Stars Beat Predators

By Bucky Dent, The Sports Xchange

NASHVILLE, Tenn. — Some teams might have gotten frustrated with a scoreless tie after an opening period in which they outshot their opponent 16-4.
Not the Dallas Stars, at least not according to center Jason Spezza.
“We did some good things to start the game and that gave us confidence,” he said.
Spezza did a very good thing in the third period, snapping a tie with a goal from the slot at 9:15 as Dallas notched a 2-1 win over the Nashville Predators Tuesday night at sold-out Bridgestone Arena.
Taking a feed in the slot from left wing Antoine Roussel, Spezza swept the puck off the heel of his stick. It caromed off goalie Pekka Rinne and into the net for Spezza’s first marker of the season.
Prior to this game, Spezza was scoreless in the first two games with a plus-minus of minus-four.

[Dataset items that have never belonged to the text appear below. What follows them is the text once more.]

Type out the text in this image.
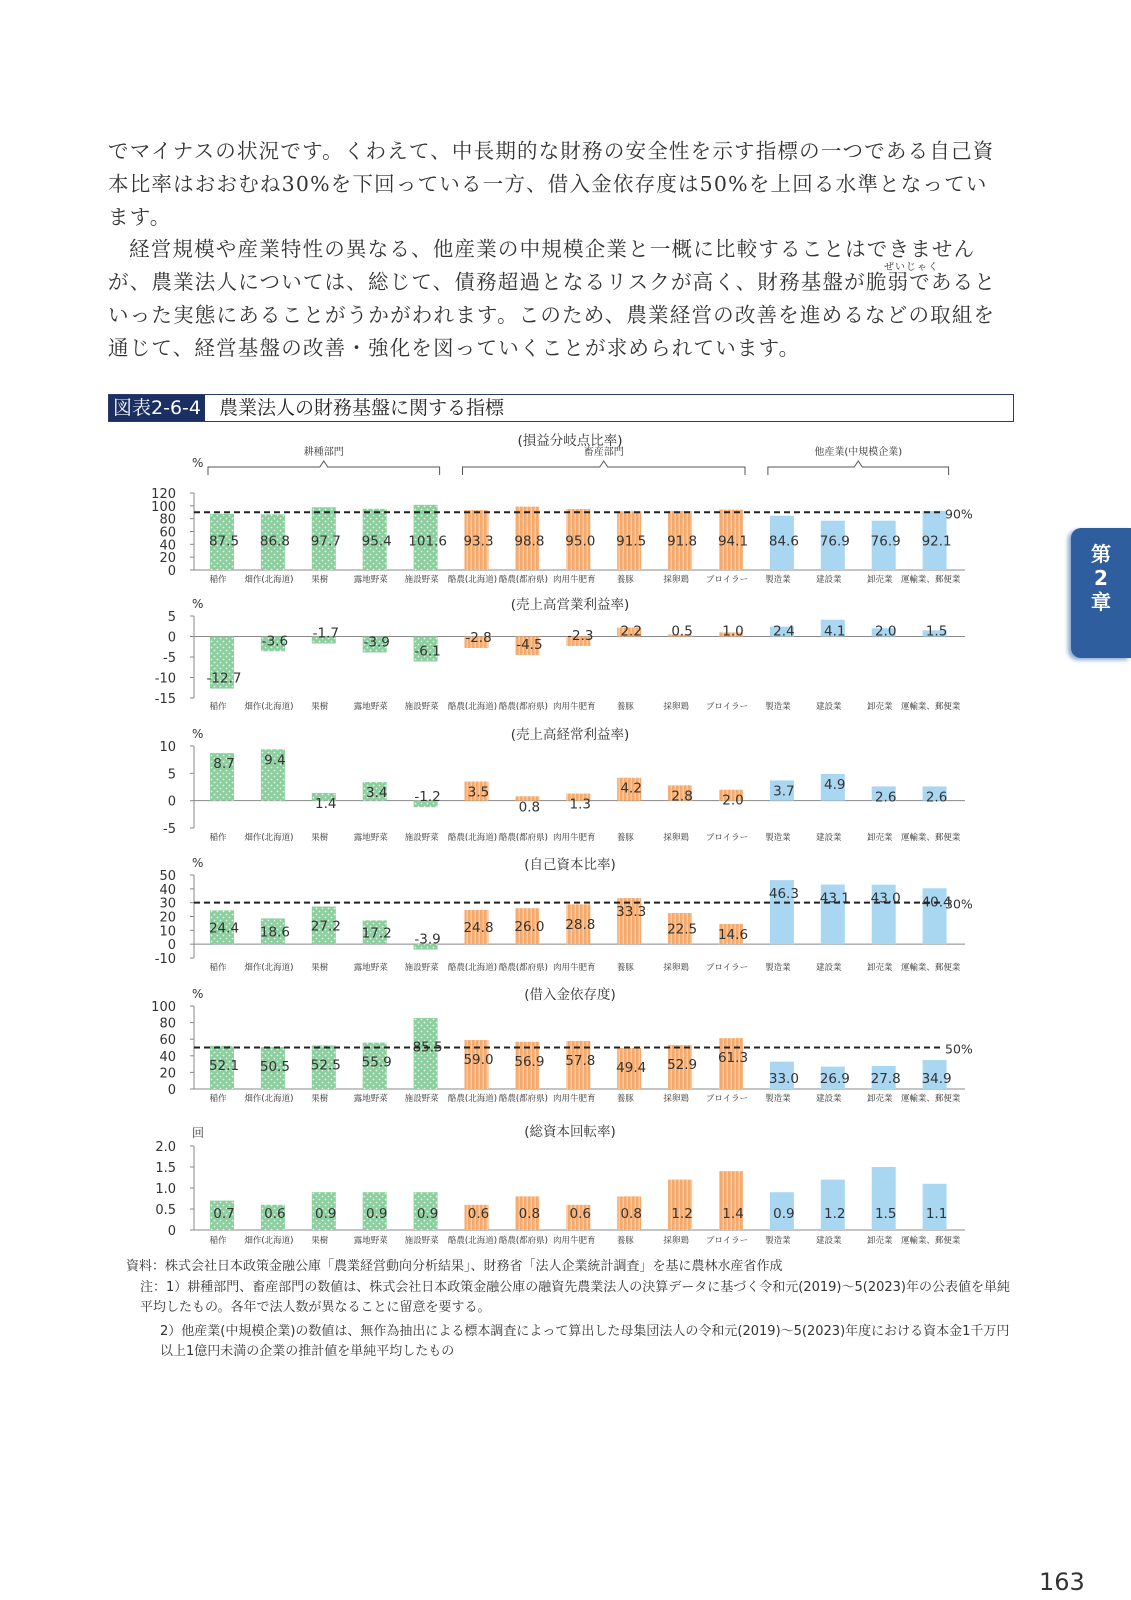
でマイナスの状況です。くわえて、中長期的な財務の安全性を示す指標の一つである自己資本比率はおおむね30%を下回っている一方、借入金依存度は50%を上回る水準となっています。

経営規模や産業特性の異なる、他産業の中規模企業と一概に比較することはできませんが、農業法人については、総じて、債務超過となるリスクが高く、財務基盤が脆弱であるといった実態にあることがうかがわれます。このため、農業経営の改善を進めるなどの取組を通じて、経営基盤の改善・強化を図っていくことが求められています。

ぜいじゃく
図表2-6-4 農業法人の財務基盤に関する指標
第
2
章
(損益分岐点比率)
%
0
20
40
60
80
100
120
87.5 86.8 97.7 95.4 101.6 93.3 98.8 95.0 91.5 91.8 94.1 84.6 76.9 76.9 92.1
90%
稲作 畑作(北海道) 果樹	露地野菜 施設野菜 酪農(北海道) 酪農(都府県) 肉用牛肥育 養豚	採卵鶏 ブロイラー 製造業	建設業	卸売業 運輸業、郵便業
耕種部門	畜産部門	他産業(中規模企業)
(売上高営業利益率)
%
-15
-10
-5
0
5
-12.7
-3.6 -1.7
-3.9
-6.1
-2.8 -4.5
-2.3 2.2 0.5 1.0 2.4 4.1 2.0 1.5
稲作 畑作(北海道) 果樹	露地野菜 施設野菜 酪農(北海道) 酪農(都府県) 肉用牛肥育 養豚	採卵鶏 ブロイラー 製造業	建設業	卸売業 運輸業、郵便業
(売上高経常利益率)
%
-5
0
5
10
8.7 9.4
1.4
3.4 -1.2 3.5
0.8 1.3
4.2 2.8 2.0
3.7 4.9
2.6 2.6
稲作 畑作(北海道) 果樹	露地野菜 施設野菜 酪農(北海道) 酪農(都府県) 肉用牛肥育 養豚	採卵鶏 ブロイラー 製造業	建設業	卸売業 運輸業、郵便業
(自己資本比率)
%
-10
0
10
20
30
40
50
24.4 18.6 27.2 17.2 -3.9
24.8 26.0 28.8
33.3
22.5 14.6
46.3 43.1 43.0 40.4
30%
稲作 畑作(北海道) 果樹	露地野菜 施設野菜 酪農(北海道) 酪農(都府県) 肉用牛肥育 養豚	採卵鶏 ブロイラー 製造業	建設業	卸売業 運輸業、郵便業
(借入金依存度)
%
0
20
40
60
80
100
52.1 50.5 52.5 55.9
85.5
59.0 56.9 57.8 49.4 52.9 61.3
33.0 26.9 27.8 34.9
50%
稲作 畑作(北海道) 果樹	露地野菜 施設野菜 酪農(北海道) 酪農(都府県) 肉用牛肥育 養豚	採卵鶏 ブロイラー 製造業	建設業	卸売業 運輸業、郵便業
(総資本回転率)
回
0
0.5
1.0
1.5
2.0
0.7 0.6 0.9 0.9 0.9 0.6 0.8 0.6 0.8 1.2 1.4 0.9 1.2 1.5 1.1
稲作 畑作(北海道) 果樹	露地野菜 施設野菜 酪農(北海道) 酪農(都府県) 肉用牛肥育 養豚	採卵鶏 ブロイラー 製造業	建設業	卸売業 運輸業、郵便業

資料：株式会社日本政策金融公庫「農業経営動向分析結果」、財務省「法人企業統計調査」を基に農林水産省作成

注：1）耕種部門、畜産部門の数値は、株式会社日本政策金融公庫の融資先農業法人の決算データに基づく令和元(2019)～5(2023)年の公表値を単純平均したもの。各年で法人数が異なることに留意を要する。

2）他産業(中規模企業)の数値は、無作為抽出による標本調査によって算出した母集団法人の令和元(2019)～5(2023)年度における資本金1千万円以上1億円未満の企業の推計値を単純平均したもの

163
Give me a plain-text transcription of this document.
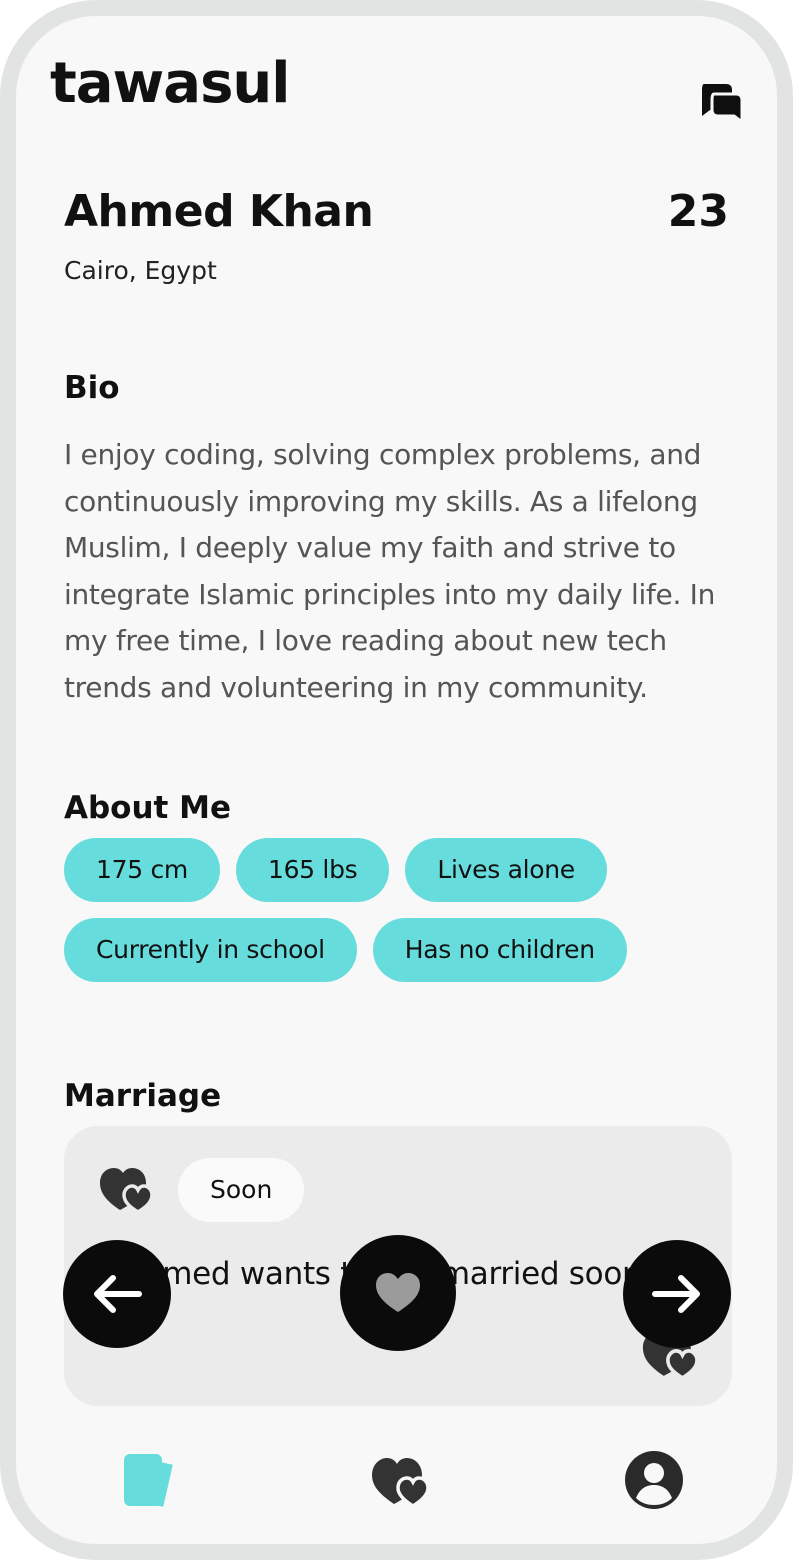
tawasul
Ahmed Khan	23
Cairo, Egypt
Bio

I enjoy coding, solving complex problems, and continuously improving my skills. As a lifelong Muslim, I deeply value my faith and strive to integrate Islamic principles into my daily life. In my free time, I love reading about new tech trends and volunteering in my community.

About Me
175 cm	165 lbs	Lives alone
Currently in school	Has no children
Marriage
Soon
Ahmed wants married soon
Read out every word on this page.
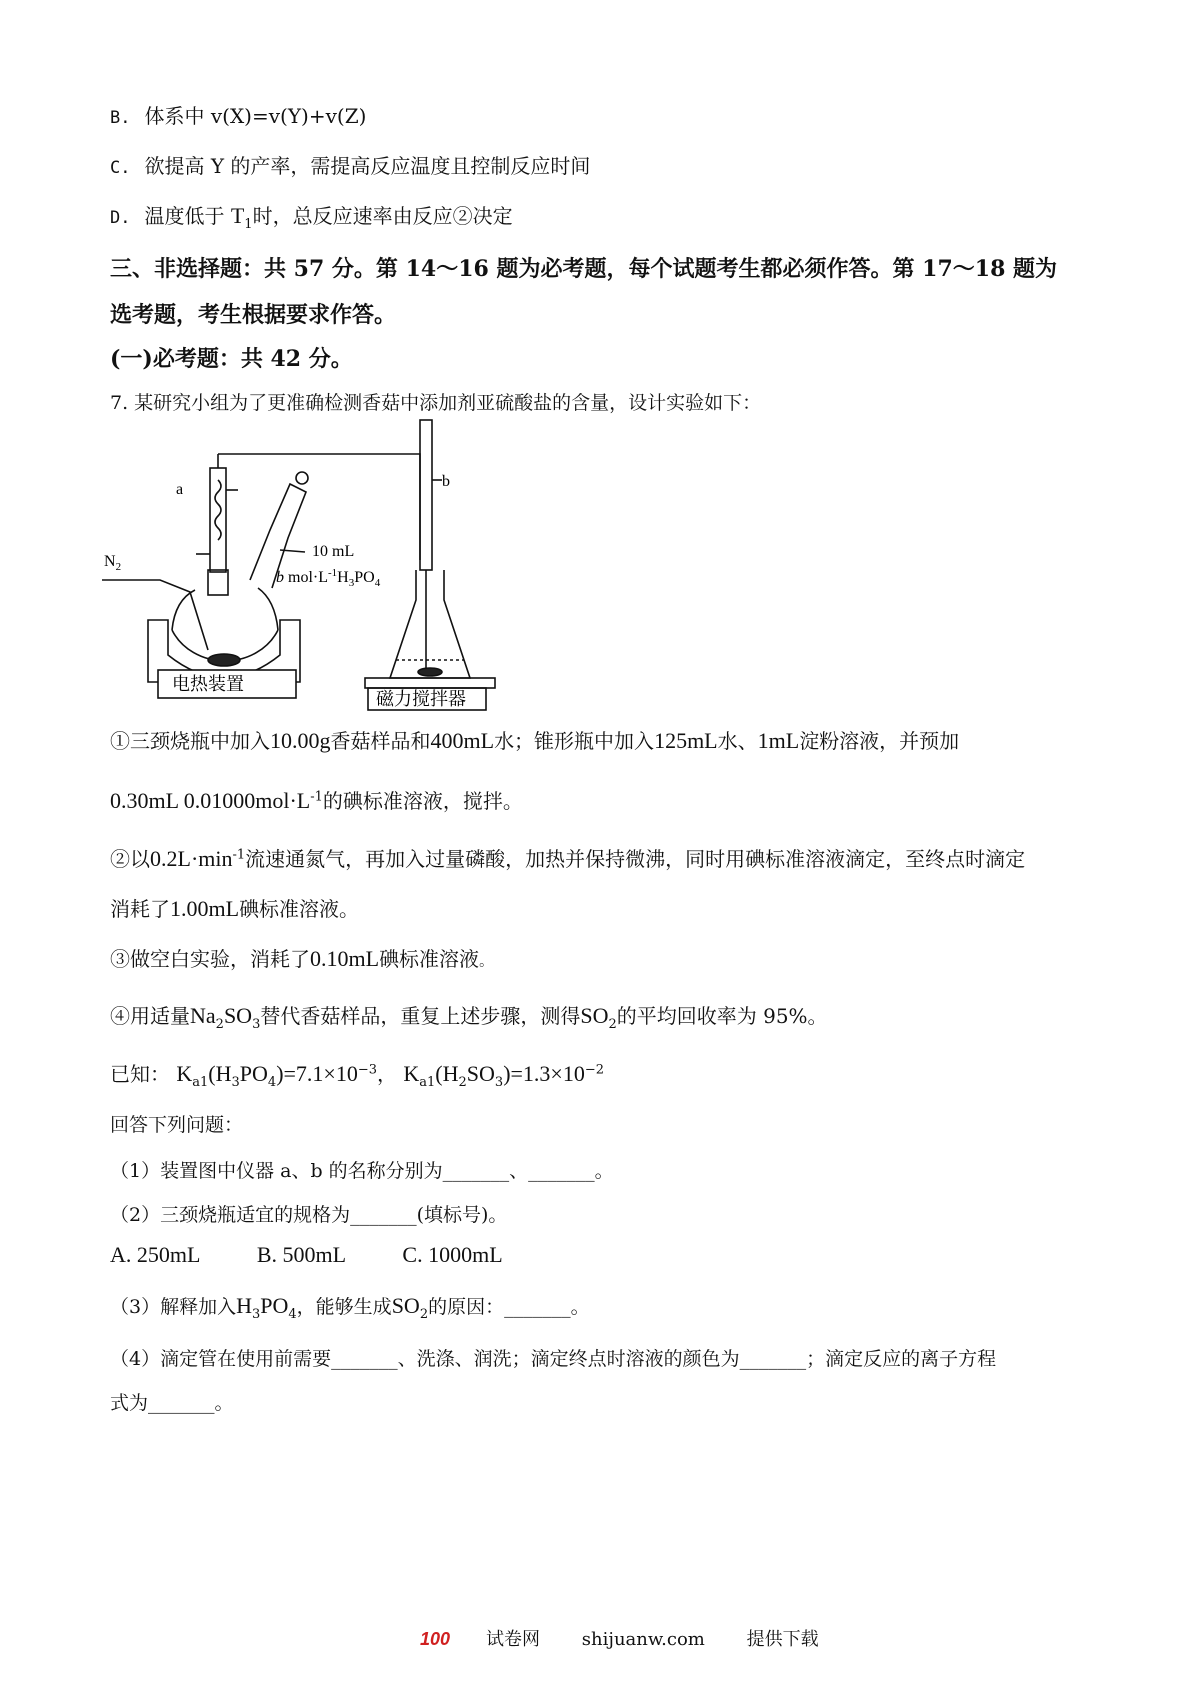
B. 体系中 v(X)=v(Y)+v(Z)
C. 欲提高 Y 的产率，需提高反应温度且控制反应时间
D. 温度低于 $T_1$时，总反应速率由反应②决定
三、非选择题：共 57 分。第 14～16 题为必考题，每个试题考生都必须作答。第 17～18 题为
选考题，考生根据要求作答。
(一)必考题：共 42 分。
7. 某研究小组为了更准确检测香菇中添加剂亚硫酸盐的含量，设计实验如下：
a	b
$N_2$
10 mL
b $mol\cdot L^{-1}H_3PO_4$
电热装置
磁力搅拌器
①三颈烧瓶中加入10.00g香菇样品和400mL水；锥形瓶中加入125mL水、1mL淀粉溶液，并预加
0.30mL $0.01000mol\cdot L^{-1}$的碘标准溶液，搅拌。
②以$0.2L\cdot\min^{-1}$流速通氮气，再加入过量磷酸，加热并保持微沸，同时用碘标准溶液滴定，至终点时滴定
消耗了1.00mL碘标准溶液。
③做空白实验，消耗了0.10mL碘标准溶液。
④用适量$Na_2SO_3$替代香菇样品，重复上述步骤，测得$SO_2$的平均回收率为 95%。
已知： $K_{a1}(H_3PO_4)=7.1\times 10^{-3}$， $K_{a1}(H_2SO_3)=1.3\times 10^{-2}$
回答下列问题：
（1）装置图中仪器 a、b 的名称分别为_______、_______。
（2）三颈烧瓶适宜的规格为_______(填标号)。
A. 250mL	B. 500mL	C. 1000mL
（3）解释加入$H_3PO_4$，能够生成$SO_2$的原因：_______。
（4）滴定管在使用前需要_______、洗涤、润洗；滴定终点时溶液的颜色为_______；滴定反应的离子方程
式为_______。
100 试卷网 shijuanw.com 提供下载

“We had a good forecheck going and Roussel threw it in the slot,” Spezza said. “Our line generated a lot of chances.”
In upping their record to 2-1-0, the Stars owned the flow of play, save for stretches of the second period. Coach Lindy Ruff wasn’t happy with the team’s performance in a 6-5 loss Saturday night at Colorado and vowed things would change.
Ruff shook up lines, and one new line in particular seemed to cohere instantly. Spezza, Roussel and Radek Faksa buzzed the Nashville zone continually, combining for six shots on net and five other shots overall. Faksa came within a Rinne skate save of starting the scoring early in the first period.
“The lines now have a couple of workers on every line,” Ruff said. “I thought all the lines were in on some good opportunities and all the lines played well defensively.”
It also helped that Dallas got a solid game from goalie Kari Lehtonen (1-1-0), making his first start of the season. Lehtonen finished with 27 saves, keeping the game even early in the third period when he denied Calle Jarnkrok at the right goalpost.
Lehtonen also came up with a tough stop on Craig Smith’s golden chance from the slot late in the second period, moments before Smith clanged Colin Wilson’s power-play setup off the right goalpost.
“I just had to go out there, stay calm and believe in my work,” Lehtonen said. “The guys came out flying, too, in that first period.”
The Stars would have easily scored two or three goals, maybe more, had Rinne not been at his sharpest in the first period. Besides the save on Faksa, Rinne also denied Jamie Benn on the backhand side at the right goalpost.
But Rinne was helpless to stop Dallas’ initial tally. Johnny Oduya’s point blast was tipped by Curtis McKenzie and then by Adam Cracknell for his second goal of the season at 2:55 of the second period. At that point, the Stars owned a 20-7 advantage in shots on goal.
The Predators (1-2-0) took just 92 seconds to equalize, doing so with their fifth man-advantage marker in three games. Mike Fisher was left uncovered in the slot and he beat Lehtonen with a forehand.
However, Nashville simply couldn’t generate enough puck possession or get to enough pucks against an opponent playing with something to prove.
“We just didn’t get anything going tonight,” Predators coach Peter Laviolette said.
Rinne (1-1-0) finished with 35 saves, but Nashville lost its second straight game since a season-opening win over Chicago.
Meanwhile, Dallas now has a template for how to marry its high-scoring attack with a better commitment to defense.
“We just had to play a little more desperate and take a page out of Colorado’s book,” Cracknell said. “We were playing a good team on the other side, but when you do good things, you get rewarded.”